Will a parent’s drinking problem affect his or her time-sharing in a Florida child custody case? Florida Statute 61.13 authorizes a court to consider “the demonstrated capacity and disposition of each parent to maintain an environment for the child which is free from substance abuse” when creating a parenting plan. Therefore, yes, a drinking problem will likely have an effect on the outcome of the case. This was an issue in Gugliemi v. Gugliemi, 1D19-1578 (Fla. 1st DCA July 6, 2021).

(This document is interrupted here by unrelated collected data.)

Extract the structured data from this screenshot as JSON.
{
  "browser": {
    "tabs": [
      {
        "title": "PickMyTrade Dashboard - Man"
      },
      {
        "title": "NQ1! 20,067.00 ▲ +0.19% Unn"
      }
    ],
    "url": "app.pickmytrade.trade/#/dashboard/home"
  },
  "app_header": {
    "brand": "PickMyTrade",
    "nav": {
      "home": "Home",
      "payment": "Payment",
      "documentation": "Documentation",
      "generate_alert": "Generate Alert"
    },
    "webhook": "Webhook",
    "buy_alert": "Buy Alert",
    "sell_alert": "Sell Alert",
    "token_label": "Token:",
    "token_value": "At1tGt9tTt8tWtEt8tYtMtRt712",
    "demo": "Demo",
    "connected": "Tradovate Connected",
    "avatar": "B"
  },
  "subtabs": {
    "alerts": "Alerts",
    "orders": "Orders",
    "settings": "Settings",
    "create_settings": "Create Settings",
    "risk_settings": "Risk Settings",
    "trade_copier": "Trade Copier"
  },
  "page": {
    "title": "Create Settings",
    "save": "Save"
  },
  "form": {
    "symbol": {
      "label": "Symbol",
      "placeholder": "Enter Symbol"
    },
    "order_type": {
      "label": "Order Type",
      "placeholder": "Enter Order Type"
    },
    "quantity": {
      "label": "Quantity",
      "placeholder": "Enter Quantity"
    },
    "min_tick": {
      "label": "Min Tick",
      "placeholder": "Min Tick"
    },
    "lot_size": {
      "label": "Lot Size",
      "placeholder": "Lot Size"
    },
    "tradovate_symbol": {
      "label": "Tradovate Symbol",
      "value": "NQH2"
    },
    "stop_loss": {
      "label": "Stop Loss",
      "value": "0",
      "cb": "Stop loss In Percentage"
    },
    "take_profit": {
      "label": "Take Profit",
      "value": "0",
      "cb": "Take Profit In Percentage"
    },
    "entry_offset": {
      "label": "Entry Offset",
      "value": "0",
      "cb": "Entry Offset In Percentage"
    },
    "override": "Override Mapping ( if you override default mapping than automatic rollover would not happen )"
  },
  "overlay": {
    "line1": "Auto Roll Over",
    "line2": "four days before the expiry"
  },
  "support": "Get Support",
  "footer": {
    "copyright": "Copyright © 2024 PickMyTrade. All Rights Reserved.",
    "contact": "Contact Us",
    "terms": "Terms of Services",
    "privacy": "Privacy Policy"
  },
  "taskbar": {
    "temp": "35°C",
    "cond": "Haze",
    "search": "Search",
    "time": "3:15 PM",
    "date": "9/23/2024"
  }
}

The parties were divorced in 2018. At that time, the court found the former wife had a “notable drinking problem”. Nonetheless, she and the former husband were awarded equal time-sharing with the parties’ children with conditions placed on the former wife’s time-sharing. She was ordered to abstain from alcohol consumption during her time-sharing with the children, and for the 12 hours preceding the start of her time-sharing period. Additionally, she was ordered to enroll in an alcohol monitoring program, to pay for the device associated with the same and to comply with random testing for the subsequent three months.

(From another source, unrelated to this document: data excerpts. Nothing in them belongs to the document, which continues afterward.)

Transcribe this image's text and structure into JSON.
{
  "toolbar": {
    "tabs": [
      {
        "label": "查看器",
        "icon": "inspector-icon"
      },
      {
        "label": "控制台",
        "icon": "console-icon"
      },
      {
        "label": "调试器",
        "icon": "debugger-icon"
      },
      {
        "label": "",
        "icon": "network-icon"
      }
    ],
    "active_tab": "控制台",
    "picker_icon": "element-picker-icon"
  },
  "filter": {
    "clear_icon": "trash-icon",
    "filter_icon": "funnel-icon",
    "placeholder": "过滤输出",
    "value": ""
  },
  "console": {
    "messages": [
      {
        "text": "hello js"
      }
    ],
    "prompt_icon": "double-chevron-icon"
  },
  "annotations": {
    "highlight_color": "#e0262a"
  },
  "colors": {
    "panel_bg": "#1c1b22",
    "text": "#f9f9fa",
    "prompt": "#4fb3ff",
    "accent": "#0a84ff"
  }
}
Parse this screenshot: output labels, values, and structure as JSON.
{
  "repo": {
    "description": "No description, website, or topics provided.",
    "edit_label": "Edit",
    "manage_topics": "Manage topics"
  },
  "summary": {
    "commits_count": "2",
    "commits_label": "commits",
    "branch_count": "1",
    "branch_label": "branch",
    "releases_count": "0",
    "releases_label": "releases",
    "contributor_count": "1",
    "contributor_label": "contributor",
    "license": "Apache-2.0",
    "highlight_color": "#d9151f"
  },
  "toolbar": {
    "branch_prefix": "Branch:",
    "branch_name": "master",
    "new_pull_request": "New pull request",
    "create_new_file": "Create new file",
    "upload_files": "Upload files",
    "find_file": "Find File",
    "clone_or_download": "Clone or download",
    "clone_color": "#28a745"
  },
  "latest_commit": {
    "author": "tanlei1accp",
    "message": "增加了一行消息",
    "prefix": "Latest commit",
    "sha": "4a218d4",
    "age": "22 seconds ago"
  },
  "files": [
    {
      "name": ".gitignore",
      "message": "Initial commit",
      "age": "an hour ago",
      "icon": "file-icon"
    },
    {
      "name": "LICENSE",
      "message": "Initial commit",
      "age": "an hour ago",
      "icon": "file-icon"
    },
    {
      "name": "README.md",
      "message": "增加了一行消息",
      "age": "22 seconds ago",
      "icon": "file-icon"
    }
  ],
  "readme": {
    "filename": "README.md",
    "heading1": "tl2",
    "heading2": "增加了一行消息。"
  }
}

Approximately six weeks later, the parties returned to court and it was reported that the former wife had not enrolled in the alcohol monitoring program despite continuing to have time-sharing with the children. The court ultimately, after a hearing, temporarily modified the conditions of alcohol testing but did not alter the time-sharing schedule. Former wife was ordered to have only supervised time-sharing until she ultimately complied with the terms of the final judgment. The former wife did not appeal this order. Instead, she waited about 60 days to file a motion to vacate the order on grounds that her due process rights were violated, that the judge was biased and that the order was an improper modification of the parenting plan. The trial court denied the motion to vacate and the former wife appealed.

The appellate court began “Critical to our disposition is the fact that the temporary modification order here is not a final order. The characterization of an order on review as final or non-final has jurisdictional consequences. A district court has jurisdiction to review all final orders, but it has jurisdiction to review only those non-final orders as provided by rule. [. . . ] For an order to be considered ‘final,’ it must mark the end of the court’s work in the case. [internal citations omitted]. The trial court rendered the modification order in question here after the final dissolution judgment. It did so as an enforcement measure, to bring the former wife into compliance with the original enrollment and testing requirements of that final order. The order does not make permanent changes, particularly not to the terms of the former wife’s time-sharing.” The court ultimately concluded “In the absence of a rule allowing for it, we have no jurisdiction to review an order denying a motion to vacate addressed to a nonfinal order.”